With her determination and dedication, Yau obtained her degree with distinction and a scholarship. Later, she was able to stage her own fashion show in Paris.
Yau says fashion design training in France is quite different from the classroom-oriented style of education in Hong Kong. At ESMOD, teachers give more importance to the student’s internship experience.
“I had to work as an intern in different fashion designing companies, where I had to obtain the employers’ recognition in order to finish my degree course.”
Working in a fashion consulting agency as an intern and later as full-time designer in Paris, Yau had designed clothes for top fashion brands such as Victoria’s Secret, Calvin Klein and Marks & Spencer.
As she started to pursue a career in Paris, Yau struggled with the question of whether to stay or return to Hong Kong.
“If I only considered fashion as a job, of course staying Paris would be best. However, as I would like to develop fashion as my lifelong career, I decided to return to Hong Kong.”
It proved to be a wise decision.
Yau won as overall winner of the the Hong Kong Fashion Designers’ Contest and the Hong Kong Fashions Association Creative Award in Hong Kong Young Fashion Designers’ Contest organized by the Hong Kong Trade Development Council in 1999.
Her designs started attracting the attention of celebrities as well.
Although an award-winning designer, Yau had a tough start to her fashion business. Her designs for evening and bridal gowns were only appreciated by a small crowd in the local market.

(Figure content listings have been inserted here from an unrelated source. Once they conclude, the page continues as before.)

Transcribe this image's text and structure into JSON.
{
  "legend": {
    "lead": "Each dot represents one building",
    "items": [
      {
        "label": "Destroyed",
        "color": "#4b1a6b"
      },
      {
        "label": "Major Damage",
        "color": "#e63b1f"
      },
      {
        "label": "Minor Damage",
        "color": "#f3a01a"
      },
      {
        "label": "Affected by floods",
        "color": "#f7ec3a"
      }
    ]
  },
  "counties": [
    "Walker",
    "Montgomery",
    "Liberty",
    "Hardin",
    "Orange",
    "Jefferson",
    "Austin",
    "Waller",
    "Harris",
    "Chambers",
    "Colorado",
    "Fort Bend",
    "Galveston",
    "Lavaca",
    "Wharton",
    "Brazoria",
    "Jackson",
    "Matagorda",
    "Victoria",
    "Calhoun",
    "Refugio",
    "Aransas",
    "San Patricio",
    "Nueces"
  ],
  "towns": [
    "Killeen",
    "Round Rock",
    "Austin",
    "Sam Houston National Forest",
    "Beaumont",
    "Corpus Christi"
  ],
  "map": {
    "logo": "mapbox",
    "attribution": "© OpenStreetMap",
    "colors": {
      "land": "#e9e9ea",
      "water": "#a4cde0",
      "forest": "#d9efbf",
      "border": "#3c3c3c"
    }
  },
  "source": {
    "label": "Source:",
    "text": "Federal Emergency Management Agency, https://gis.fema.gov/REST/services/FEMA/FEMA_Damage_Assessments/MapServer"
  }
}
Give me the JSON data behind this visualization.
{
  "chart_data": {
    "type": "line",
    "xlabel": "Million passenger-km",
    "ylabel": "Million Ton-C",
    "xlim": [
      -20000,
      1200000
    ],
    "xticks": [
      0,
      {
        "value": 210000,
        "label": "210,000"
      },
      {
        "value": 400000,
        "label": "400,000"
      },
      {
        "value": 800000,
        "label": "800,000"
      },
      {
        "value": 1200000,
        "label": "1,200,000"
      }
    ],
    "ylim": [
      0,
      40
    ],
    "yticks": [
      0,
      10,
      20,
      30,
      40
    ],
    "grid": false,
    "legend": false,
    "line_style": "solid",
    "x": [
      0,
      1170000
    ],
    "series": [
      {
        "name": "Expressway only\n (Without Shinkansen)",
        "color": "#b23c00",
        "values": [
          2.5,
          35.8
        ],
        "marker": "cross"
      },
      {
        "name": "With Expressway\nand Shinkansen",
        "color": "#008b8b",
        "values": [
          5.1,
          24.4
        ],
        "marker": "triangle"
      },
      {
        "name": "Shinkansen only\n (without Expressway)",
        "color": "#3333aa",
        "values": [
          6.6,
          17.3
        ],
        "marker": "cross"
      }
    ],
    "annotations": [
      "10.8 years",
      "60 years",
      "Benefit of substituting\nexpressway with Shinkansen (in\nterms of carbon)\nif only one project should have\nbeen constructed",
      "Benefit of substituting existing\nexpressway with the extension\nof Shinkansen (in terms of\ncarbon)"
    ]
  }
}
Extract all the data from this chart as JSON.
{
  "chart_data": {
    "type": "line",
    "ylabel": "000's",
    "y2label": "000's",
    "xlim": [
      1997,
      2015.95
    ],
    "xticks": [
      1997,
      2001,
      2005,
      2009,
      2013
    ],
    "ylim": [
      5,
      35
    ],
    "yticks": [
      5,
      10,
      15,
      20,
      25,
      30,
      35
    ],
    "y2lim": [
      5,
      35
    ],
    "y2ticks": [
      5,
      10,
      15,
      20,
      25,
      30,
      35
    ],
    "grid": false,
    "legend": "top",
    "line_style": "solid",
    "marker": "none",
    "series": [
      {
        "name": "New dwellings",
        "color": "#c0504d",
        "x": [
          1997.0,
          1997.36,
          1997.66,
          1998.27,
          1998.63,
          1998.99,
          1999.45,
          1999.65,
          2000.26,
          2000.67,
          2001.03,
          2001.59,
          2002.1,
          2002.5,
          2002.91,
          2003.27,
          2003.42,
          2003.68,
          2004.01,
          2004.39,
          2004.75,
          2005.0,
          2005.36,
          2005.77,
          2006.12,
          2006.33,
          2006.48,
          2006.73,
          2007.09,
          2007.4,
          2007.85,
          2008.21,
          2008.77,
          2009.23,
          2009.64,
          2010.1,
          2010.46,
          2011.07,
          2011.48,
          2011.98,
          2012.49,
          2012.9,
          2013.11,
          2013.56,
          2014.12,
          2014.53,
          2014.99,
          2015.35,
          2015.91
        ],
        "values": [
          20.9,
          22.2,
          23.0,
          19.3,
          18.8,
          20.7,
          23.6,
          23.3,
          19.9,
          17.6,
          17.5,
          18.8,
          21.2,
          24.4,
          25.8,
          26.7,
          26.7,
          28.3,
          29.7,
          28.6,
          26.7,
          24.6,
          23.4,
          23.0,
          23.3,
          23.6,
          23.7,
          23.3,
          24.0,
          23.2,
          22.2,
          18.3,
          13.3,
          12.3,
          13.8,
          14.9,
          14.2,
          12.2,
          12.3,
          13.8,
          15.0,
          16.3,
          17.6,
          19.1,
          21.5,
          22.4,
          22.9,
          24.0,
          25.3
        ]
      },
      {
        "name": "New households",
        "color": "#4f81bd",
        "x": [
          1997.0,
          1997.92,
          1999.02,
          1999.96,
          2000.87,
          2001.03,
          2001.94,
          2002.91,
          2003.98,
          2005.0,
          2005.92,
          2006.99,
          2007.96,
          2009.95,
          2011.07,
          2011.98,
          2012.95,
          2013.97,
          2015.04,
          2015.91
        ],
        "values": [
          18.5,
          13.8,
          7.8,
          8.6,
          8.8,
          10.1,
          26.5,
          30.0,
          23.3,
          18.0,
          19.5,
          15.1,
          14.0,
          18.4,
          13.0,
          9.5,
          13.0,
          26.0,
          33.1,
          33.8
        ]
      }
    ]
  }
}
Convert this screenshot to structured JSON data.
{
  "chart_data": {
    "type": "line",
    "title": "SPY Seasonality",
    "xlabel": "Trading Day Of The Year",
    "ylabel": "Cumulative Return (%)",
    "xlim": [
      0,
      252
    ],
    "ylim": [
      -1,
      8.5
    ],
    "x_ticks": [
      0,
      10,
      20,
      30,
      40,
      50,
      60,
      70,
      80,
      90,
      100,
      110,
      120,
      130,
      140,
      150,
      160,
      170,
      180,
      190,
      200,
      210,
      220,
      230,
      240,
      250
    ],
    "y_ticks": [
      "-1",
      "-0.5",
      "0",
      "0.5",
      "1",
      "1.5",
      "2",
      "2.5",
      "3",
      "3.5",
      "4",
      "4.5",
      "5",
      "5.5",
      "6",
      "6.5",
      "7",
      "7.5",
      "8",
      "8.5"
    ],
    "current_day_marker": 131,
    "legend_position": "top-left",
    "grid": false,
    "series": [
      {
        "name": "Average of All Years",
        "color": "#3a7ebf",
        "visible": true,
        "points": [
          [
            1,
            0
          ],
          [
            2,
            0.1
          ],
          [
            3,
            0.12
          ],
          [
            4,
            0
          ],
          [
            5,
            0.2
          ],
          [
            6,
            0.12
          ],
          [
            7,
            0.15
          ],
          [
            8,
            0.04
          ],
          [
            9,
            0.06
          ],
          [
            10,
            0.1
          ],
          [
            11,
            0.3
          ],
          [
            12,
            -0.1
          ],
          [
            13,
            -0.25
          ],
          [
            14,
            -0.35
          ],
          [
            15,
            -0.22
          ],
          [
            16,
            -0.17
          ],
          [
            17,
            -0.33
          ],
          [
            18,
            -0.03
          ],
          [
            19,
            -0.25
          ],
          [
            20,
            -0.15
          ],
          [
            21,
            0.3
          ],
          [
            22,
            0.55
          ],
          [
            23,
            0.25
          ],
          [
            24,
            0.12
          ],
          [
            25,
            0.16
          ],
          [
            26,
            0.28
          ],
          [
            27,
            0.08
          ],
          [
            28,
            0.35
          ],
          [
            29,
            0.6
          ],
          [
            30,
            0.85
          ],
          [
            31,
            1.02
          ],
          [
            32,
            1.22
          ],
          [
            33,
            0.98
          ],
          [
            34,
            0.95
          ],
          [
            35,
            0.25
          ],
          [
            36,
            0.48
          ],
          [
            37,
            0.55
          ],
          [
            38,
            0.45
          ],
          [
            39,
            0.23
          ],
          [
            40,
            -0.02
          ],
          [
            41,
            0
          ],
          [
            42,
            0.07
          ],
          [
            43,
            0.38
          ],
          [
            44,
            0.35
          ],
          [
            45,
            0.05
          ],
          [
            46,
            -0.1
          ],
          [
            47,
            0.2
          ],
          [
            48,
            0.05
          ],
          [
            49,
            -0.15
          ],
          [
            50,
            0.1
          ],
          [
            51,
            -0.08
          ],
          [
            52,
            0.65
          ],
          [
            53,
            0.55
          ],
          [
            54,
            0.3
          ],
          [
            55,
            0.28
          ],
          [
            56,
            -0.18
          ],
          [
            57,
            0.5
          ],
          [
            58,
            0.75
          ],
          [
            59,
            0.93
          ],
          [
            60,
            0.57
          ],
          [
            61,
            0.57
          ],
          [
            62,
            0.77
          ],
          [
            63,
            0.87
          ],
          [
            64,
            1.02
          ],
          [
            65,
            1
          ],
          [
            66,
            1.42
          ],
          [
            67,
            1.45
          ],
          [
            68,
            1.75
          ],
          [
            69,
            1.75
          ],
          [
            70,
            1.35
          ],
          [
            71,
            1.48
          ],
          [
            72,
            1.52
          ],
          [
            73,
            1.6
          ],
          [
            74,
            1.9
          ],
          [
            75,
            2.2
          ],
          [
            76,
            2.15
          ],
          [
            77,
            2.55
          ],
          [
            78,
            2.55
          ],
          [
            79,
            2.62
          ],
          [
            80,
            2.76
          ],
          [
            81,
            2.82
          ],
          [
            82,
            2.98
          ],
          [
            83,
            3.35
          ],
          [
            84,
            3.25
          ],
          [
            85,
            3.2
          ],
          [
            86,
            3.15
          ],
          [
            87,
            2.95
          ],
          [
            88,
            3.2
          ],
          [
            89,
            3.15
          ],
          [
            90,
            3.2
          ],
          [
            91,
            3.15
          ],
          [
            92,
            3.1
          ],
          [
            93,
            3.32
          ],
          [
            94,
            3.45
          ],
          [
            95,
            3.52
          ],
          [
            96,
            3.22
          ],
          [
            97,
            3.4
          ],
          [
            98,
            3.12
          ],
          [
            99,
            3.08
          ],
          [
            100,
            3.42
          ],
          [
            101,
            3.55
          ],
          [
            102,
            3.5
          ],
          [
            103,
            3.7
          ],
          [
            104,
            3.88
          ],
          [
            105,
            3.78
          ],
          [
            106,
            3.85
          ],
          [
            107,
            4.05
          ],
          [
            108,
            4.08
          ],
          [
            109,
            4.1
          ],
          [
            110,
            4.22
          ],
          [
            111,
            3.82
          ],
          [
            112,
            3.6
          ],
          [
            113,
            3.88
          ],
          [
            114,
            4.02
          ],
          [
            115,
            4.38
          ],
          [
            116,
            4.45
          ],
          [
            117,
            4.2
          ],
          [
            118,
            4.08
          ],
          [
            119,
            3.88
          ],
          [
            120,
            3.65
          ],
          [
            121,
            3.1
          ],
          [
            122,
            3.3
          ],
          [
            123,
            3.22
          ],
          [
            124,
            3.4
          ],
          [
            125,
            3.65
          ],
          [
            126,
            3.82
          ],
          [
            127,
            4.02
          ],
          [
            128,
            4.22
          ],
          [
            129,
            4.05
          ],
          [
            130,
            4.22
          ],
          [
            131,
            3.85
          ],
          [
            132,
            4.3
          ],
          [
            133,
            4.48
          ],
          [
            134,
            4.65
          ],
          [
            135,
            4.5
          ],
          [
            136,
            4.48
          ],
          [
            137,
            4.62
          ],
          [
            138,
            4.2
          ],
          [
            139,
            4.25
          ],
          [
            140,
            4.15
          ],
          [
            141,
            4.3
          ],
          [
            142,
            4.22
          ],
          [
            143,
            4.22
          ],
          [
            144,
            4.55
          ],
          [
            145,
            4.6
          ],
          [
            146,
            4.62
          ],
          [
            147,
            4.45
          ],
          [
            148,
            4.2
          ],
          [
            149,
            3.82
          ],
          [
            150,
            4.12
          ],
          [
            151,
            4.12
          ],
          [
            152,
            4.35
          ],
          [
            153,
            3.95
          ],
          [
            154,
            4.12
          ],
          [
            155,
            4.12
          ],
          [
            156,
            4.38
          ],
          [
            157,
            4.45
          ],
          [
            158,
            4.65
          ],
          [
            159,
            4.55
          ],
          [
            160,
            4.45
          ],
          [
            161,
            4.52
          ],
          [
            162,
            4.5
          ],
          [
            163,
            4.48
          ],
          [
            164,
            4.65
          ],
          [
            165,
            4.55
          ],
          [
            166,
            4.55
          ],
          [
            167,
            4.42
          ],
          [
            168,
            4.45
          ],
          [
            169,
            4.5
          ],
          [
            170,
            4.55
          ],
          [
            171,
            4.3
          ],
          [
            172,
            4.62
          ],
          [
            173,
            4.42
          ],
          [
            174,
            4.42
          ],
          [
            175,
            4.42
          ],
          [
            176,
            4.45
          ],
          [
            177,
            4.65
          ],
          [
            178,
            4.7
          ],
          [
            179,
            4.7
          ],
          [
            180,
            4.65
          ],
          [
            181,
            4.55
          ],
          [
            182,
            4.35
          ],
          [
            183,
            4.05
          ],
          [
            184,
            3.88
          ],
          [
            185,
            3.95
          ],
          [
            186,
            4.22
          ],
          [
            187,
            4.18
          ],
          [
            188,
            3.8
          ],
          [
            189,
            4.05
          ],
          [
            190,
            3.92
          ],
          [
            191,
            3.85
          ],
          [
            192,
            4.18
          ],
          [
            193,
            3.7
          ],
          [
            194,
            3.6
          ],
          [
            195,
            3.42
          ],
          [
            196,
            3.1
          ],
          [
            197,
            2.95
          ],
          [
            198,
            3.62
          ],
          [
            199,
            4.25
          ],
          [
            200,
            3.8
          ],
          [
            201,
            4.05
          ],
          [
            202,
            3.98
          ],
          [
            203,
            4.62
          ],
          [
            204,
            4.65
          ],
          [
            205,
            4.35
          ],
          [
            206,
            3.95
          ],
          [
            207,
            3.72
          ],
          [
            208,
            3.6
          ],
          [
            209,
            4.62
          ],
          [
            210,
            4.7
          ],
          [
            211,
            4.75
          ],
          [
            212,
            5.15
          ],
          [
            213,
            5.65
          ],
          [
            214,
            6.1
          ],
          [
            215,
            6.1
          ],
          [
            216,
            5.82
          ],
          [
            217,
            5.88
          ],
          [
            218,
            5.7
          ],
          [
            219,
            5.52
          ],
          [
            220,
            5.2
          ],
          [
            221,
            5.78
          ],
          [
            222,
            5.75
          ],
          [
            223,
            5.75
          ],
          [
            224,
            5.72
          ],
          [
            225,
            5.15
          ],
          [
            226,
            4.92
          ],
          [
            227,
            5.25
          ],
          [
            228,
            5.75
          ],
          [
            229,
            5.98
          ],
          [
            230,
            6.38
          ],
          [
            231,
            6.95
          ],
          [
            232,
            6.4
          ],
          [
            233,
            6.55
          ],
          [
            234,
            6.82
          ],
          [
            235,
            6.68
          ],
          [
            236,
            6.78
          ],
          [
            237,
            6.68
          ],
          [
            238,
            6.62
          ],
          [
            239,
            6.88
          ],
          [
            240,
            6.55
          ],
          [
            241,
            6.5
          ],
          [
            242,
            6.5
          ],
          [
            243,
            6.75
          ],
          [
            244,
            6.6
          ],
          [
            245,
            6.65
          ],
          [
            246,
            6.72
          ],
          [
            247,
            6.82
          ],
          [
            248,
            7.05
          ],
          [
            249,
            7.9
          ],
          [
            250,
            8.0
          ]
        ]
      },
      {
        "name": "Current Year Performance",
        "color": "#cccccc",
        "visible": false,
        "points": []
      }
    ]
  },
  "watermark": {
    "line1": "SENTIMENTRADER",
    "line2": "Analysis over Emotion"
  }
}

The year 2003, with the SARS outbreak, was particularly trying. “No one, regardless of how experienced he or she is, could tell when the hardship would end,” Yau recalls.
Yau saved her business by promoting her brand in foreign markets with the help of the Hong Kong Trade Development Council. Eventually, she received orders from as far as the Middle East.
“Whether you’re designing or doing business, you’ve got to welcome new challenges every day. They can be your springboard to success.”
Yau laments that local designers are not well-appreciated by their own people, and this is one reason why Hong Kong’s growth in the creative industry is slow compared with others in the region.
South Korea’s entertainment and fashion industries are booming because of the support of the government and other sectors of society.
“The celebrities will dress in clothes designed by South Korean designers. The technology and manufacturing industries are also assisting and cooperating closely with their product designers.”
Yau believes that the Hong Kong government and the various industries can play bigger roles in enhancing Hong Kong’s creative industry.
“Hong Kong government can offer more funding and be the facilitator that connects different business fields and promotes the use of Hong Kong designs.”
Meanwhile, she says, Hong Kong designers should stop acting as trend followers and start creating trends.
“Be yourself. Inject enthusiasm into your works. Then your production will become more lively and be able to connect to other people.”
This article appeared in the Hong Kong Economic Journal on July 22.